许久没有外邦使节了,高丽、日本使者一起到来当然会有些新鲜,但当四面八方的使节连续不断、重复不停的到访东京城后,人们很快就会习以为常。

还有彩票,这玩意一出来就让所有老百姓趋之若鹜……当然现在也趋之若鹜,甚至因为这种北伐彩票限额限量引发了有钱人的不满,公阁里已经有人建议在蹴鞠联赛里搞北伐博彩了,允许按票大额投注。

彩票才几日功夫,都已经如此,至于宣德楼的国债摊子,寺观与大货栈里的青苗贷与短货贷,市场渐渐多起来的西域、草原玩意,还有满街跑的外卖架子车与每年一次的会考加殿试,那就更不用多说了。

甚至,就连中秋大祭,人们都有些习惯了。

没办法,尽管场合严肃,但事实上就是,无论是谁都很难再有第一次那么坦诚的情绪了。这似乎有些悲哀,但也没什么可批判的。因为这就是生活,生活本身会将任何过往经历给掩埋,顺带着将最激烈的情绪给一起掩埋。

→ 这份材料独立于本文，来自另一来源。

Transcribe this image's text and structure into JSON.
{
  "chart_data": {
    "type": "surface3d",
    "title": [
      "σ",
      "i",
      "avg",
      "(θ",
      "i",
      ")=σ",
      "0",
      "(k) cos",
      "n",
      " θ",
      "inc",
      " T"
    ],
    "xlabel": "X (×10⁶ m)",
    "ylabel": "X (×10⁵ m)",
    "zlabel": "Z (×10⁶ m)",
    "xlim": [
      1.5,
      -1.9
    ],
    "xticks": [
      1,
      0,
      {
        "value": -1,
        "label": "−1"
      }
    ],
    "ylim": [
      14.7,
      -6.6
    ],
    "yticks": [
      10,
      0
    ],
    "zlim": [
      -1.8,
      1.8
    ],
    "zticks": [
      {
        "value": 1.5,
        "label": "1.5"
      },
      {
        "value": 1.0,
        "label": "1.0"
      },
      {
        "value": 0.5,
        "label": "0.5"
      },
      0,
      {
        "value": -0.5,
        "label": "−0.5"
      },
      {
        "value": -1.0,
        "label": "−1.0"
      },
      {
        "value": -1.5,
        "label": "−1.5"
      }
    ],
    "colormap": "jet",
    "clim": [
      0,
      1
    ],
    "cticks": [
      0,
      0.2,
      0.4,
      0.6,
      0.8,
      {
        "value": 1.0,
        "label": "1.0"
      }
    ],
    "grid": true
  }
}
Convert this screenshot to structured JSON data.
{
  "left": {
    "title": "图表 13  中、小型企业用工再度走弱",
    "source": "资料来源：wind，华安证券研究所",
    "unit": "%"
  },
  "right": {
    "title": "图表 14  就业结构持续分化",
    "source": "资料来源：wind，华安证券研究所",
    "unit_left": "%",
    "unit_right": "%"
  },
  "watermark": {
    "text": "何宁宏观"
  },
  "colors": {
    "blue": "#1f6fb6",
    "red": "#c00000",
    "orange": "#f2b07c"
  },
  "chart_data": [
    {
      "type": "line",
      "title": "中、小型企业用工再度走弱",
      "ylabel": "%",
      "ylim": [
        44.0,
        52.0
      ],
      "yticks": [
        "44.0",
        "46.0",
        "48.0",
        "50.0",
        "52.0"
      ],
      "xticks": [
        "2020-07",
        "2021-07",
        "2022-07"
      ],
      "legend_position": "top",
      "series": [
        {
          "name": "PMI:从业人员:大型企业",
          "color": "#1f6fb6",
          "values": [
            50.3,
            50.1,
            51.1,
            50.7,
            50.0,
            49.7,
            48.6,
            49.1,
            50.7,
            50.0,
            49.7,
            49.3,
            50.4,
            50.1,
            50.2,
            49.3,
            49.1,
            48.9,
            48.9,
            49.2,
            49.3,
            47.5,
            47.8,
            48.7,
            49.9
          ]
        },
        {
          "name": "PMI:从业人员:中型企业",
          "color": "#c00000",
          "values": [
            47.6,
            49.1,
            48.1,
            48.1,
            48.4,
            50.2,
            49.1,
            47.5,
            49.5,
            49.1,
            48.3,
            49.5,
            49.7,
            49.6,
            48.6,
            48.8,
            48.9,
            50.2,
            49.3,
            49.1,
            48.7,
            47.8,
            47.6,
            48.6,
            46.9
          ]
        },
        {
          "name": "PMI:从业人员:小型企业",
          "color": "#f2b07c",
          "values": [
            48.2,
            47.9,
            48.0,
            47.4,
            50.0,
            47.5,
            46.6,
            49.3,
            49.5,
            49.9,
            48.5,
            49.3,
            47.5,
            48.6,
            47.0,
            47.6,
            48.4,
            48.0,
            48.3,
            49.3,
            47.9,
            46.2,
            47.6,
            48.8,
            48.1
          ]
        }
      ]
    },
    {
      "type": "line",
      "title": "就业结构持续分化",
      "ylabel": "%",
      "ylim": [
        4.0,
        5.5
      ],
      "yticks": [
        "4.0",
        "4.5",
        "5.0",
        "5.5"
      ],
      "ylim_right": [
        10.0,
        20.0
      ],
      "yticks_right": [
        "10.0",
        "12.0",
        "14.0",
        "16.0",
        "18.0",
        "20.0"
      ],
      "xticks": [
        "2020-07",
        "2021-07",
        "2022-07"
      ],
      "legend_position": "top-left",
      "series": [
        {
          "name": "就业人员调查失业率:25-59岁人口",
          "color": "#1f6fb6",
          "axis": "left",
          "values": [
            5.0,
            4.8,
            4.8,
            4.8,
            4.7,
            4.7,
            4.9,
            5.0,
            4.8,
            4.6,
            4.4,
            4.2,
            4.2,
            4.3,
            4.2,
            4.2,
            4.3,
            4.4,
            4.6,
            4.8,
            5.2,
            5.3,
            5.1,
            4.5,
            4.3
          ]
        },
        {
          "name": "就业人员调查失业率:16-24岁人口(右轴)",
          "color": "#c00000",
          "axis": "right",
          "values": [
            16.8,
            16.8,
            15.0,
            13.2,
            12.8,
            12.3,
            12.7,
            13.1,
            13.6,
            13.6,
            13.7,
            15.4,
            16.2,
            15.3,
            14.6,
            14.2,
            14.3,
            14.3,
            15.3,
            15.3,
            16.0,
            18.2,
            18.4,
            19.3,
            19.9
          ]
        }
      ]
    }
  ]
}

不过话说回来,这似乎也是那位在后宫种桑树的赵官家最担心的情况,不然也不至于每日都在喊北伐了。

可即便是北伐这个口号,才一年而已,大家就也都习惯了。

这一年秋天,是建炎七年的秋天。

这一年秋天,李纲请求告老还乡,被赵玖拒绝。

这一年秋天,宗泽长子宗颍从外任县令调回了中枢,出任工部员外郎。

这一年秋天,首相赵鼎的长子赵汾依然没有参加会试,也依然没有讨到老婆。

这一年秋天,武学出身又做过赵官家侍卫的王中孚离开了东京,回到了关西,上来便成为了御营左军一名准备将,前途远大的他还因为自己跟御营骑军的统制官张中孚重名,专门改了个王世雄的名字。

临行前,他犹豫了很久,到底是没有拜托相熟的小吴国舅去替他寻找那日在岳台前见到的帷帽小娘子。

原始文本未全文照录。